With the aging of population, the cost of this policy has become unbearable.
At the same time, compared with developing countries, they have lost their original competitive advantage, so they can not solve the problem through economic growth.
Their short-term solution is to maintain the system through fiscal deficits.
Other countries can not escape the fate of Greece.
The United States is particularly dangerous, although it can print money to pay debts, but the resulting inflation expectations will one day lead to the escape of US Treasury bonds investors.
The resulting high bond yields will force the fed to tighten monetary policy to avoid hyperinflation.
Asset bubbles will enrich the ruling class and let ordinary workers and entrepreneurs be penniless.
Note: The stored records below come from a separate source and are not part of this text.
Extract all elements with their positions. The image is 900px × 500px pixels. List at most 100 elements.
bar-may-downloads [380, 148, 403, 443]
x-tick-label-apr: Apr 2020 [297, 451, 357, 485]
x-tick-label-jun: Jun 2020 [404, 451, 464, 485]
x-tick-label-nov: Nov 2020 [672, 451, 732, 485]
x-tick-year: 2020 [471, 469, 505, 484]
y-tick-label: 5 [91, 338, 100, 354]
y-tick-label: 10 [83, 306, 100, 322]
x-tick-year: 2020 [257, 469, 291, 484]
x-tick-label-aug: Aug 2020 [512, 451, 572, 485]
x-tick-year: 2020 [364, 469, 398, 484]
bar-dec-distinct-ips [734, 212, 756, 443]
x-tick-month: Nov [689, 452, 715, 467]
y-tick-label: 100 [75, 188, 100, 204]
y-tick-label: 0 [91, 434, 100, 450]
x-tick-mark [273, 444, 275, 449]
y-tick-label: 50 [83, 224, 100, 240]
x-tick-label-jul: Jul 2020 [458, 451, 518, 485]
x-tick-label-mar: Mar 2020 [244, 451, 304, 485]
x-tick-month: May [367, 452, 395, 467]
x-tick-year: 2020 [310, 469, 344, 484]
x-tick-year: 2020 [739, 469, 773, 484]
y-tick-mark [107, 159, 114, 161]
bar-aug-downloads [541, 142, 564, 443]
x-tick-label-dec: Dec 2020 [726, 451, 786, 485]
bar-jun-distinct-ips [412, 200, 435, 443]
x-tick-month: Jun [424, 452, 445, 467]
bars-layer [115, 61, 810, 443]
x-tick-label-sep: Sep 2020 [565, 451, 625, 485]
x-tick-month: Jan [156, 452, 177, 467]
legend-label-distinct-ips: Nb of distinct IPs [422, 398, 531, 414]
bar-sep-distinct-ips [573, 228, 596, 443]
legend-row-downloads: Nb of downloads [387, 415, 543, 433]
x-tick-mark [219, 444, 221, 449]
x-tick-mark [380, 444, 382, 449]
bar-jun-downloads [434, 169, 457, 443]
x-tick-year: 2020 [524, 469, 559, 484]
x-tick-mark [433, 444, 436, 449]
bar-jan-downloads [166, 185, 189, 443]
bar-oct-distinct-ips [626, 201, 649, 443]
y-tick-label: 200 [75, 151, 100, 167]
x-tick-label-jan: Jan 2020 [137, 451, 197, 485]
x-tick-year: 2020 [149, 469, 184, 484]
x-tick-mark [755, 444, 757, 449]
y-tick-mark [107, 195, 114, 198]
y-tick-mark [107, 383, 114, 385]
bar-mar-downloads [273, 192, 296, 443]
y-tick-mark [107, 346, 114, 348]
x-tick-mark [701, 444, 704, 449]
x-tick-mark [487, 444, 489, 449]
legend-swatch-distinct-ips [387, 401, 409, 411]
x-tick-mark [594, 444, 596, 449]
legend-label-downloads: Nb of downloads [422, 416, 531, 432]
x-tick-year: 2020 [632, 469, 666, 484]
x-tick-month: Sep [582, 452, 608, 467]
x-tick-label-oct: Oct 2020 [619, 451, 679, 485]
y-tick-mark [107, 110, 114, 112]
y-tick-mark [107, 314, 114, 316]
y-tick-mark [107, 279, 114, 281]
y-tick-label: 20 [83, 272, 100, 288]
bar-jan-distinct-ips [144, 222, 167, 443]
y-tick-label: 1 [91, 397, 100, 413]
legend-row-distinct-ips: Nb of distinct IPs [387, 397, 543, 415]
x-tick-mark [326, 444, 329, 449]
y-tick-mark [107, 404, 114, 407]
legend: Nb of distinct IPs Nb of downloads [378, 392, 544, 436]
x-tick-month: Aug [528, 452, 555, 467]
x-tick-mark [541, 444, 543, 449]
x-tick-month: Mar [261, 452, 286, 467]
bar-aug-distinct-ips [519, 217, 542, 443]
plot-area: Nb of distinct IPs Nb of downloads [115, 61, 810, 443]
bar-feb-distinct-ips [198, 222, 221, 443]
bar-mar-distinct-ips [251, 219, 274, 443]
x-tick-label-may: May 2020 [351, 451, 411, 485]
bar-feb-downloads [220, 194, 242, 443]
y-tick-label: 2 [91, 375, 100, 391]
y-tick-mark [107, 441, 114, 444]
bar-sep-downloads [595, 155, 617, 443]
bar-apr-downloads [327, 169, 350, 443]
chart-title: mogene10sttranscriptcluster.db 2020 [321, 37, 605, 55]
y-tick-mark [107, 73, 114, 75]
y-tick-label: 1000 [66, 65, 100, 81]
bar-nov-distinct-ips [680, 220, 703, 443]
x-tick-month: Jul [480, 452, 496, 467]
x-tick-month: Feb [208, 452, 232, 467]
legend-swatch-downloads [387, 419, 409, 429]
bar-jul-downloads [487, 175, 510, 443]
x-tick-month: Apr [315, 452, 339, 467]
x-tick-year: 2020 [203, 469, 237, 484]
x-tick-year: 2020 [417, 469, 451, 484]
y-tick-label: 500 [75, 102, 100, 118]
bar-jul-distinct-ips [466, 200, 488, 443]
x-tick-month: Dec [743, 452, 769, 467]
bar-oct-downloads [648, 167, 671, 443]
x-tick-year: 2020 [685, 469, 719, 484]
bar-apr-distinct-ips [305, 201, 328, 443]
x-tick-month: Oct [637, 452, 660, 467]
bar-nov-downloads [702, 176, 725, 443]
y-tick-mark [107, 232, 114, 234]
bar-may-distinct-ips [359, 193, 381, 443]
Developing countries should stop this phenomenon.
Developing countries such as China and Vietnam have strong cost competitiveness, and low wages are the source of their wealth creation.
But they redistribute wealth through asset bubbles, and the value of workers and entrepreneurs is undervalued. As a result, businesses and workers are keen to speculate.
As fewer and fewer enterprises and workers are willing to engage in production, inflation is rampant.
The inflation crisis in emerging economies will become more serious unless the basic governance concepts change.
The world is unstable because policymakers are reluctant to deal with structural problems.
Expediency can only gain temporary confidence.
When the power is exhausted, the world will face another huge crisis.